OCEAN SPRINGS, MS (WLOX) - It took Jet Skis, noise makers and a special kind of net. That's what a team used Tuesday to save a distressed dolphin, which had been trapped in an Ocean Springs bayou for the past two weeks.

The rescue team included the Department of Marine Resources, NOAA and the Institute for Marine Mammal Studies.

Their goal was to herd the wayward dolphin out of Simmons Bayou, where overexposure to fresh water caused lesions on the animal and general distress to its health.

Initially, the rescue team was skeptical the roundup would succeed.

"Because of all the twists and turns, the length, the distance. It was just kind of overwhelming," said Tim Hoffland, the director of training for IMMS.

"Two boats, two Jet Skis and yeah, we made a lot of noise, you know. We had metal pipes. We banged those in the water," said Dr. Jonathan Pitchford, a wildlife ecologist with IMMS who explained the rescue operation.

The noise was designed to direct the dolphin to the canal leading out of the bayou. A special kind of net barrier was also used.

"It was a hukilau net, which is just a long rope with ropes hanging down from it with weights to make it look like it's a barrier.
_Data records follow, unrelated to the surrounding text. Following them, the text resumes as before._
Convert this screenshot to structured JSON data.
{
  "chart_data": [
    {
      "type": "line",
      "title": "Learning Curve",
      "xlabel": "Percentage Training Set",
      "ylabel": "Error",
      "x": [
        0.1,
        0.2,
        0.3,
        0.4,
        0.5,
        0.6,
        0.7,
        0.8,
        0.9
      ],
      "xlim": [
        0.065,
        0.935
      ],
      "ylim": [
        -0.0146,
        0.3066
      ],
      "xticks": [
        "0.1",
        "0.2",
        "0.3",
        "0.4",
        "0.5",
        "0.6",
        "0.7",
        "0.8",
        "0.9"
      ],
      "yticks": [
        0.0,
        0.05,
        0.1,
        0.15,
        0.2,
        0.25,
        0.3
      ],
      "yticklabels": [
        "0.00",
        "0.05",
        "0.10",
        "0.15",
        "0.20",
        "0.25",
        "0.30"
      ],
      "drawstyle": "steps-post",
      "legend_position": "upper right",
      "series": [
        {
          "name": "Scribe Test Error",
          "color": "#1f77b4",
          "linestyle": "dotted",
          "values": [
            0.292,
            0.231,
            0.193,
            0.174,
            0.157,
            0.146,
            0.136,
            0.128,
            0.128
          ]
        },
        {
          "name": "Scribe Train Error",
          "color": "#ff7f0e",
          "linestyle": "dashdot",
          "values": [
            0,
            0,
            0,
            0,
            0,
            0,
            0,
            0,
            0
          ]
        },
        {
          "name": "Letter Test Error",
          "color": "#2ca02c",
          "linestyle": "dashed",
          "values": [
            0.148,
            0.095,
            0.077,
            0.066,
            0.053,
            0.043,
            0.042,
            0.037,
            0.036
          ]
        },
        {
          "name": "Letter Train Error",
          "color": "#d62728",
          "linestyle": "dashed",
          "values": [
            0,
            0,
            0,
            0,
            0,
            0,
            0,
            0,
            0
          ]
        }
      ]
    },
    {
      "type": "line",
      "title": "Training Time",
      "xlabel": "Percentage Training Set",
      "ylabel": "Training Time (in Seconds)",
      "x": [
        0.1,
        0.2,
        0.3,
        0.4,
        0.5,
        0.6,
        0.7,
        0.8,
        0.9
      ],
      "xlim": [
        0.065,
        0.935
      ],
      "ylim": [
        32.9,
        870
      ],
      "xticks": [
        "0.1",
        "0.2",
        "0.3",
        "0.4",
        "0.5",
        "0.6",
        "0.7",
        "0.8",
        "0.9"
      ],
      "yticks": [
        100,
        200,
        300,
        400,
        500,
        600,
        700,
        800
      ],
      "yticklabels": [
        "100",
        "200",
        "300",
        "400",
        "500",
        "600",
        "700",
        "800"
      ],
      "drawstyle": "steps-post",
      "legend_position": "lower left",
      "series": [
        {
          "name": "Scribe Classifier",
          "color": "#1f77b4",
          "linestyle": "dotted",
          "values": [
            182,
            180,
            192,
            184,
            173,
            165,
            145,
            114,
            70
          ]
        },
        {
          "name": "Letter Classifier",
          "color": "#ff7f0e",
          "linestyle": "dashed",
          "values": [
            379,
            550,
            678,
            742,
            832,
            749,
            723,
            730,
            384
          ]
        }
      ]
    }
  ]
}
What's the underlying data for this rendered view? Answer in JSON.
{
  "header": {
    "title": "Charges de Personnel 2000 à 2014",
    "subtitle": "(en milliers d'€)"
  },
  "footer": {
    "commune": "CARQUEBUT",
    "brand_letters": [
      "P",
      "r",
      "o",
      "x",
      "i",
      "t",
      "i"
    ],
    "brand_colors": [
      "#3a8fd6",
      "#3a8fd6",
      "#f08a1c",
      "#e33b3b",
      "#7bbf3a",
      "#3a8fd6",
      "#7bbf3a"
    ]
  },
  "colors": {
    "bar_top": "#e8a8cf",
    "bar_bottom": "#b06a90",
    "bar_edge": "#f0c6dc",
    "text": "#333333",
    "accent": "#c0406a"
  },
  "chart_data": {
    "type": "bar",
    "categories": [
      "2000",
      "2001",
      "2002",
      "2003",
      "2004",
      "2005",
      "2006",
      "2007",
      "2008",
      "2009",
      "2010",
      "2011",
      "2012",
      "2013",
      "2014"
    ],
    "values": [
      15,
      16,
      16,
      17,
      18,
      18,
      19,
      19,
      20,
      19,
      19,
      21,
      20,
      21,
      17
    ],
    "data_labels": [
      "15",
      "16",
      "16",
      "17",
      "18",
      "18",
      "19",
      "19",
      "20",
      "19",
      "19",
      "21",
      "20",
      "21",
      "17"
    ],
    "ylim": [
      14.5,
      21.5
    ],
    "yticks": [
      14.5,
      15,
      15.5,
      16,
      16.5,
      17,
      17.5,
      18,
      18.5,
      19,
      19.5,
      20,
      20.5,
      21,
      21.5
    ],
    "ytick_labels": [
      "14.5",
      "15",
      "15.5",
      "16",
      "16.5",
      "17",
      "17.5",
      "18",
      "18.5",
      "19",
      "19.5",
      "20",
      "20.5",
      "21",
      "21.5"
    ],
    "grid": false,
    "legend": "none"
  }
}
It's a visual barrier, but the dolphin can't get caught in it, can't get wrapped up in it," Hoffland explained.

"We had some issues getting it unraveled, but once we got it unraveled, it really went like clockwork," said Pitchford.

The Jet Ski riders served as maritime cowboys, directing the dolphin.

"We just herded him like you would a sheep, and he just kept going and going in a nice straight line. Even when we got to the big bayou where we thought we'd lose him, we just kept going and going," said Hoffland.

According to Hoffland, the dolphin even managed to pick up a little company on its journey to the Mississippi Sound.

"We managed to get him within two miles of the Ocean Springs Bridge, and he met up with another dolphin. It was at that point that we just stopped, and we just let them go," Hoffland recalled.

"We did a good job today," Pitchford added.

The rescue team said they expect the distressed dolphin will make a full recovery now that it's back in the Mississippi Sound.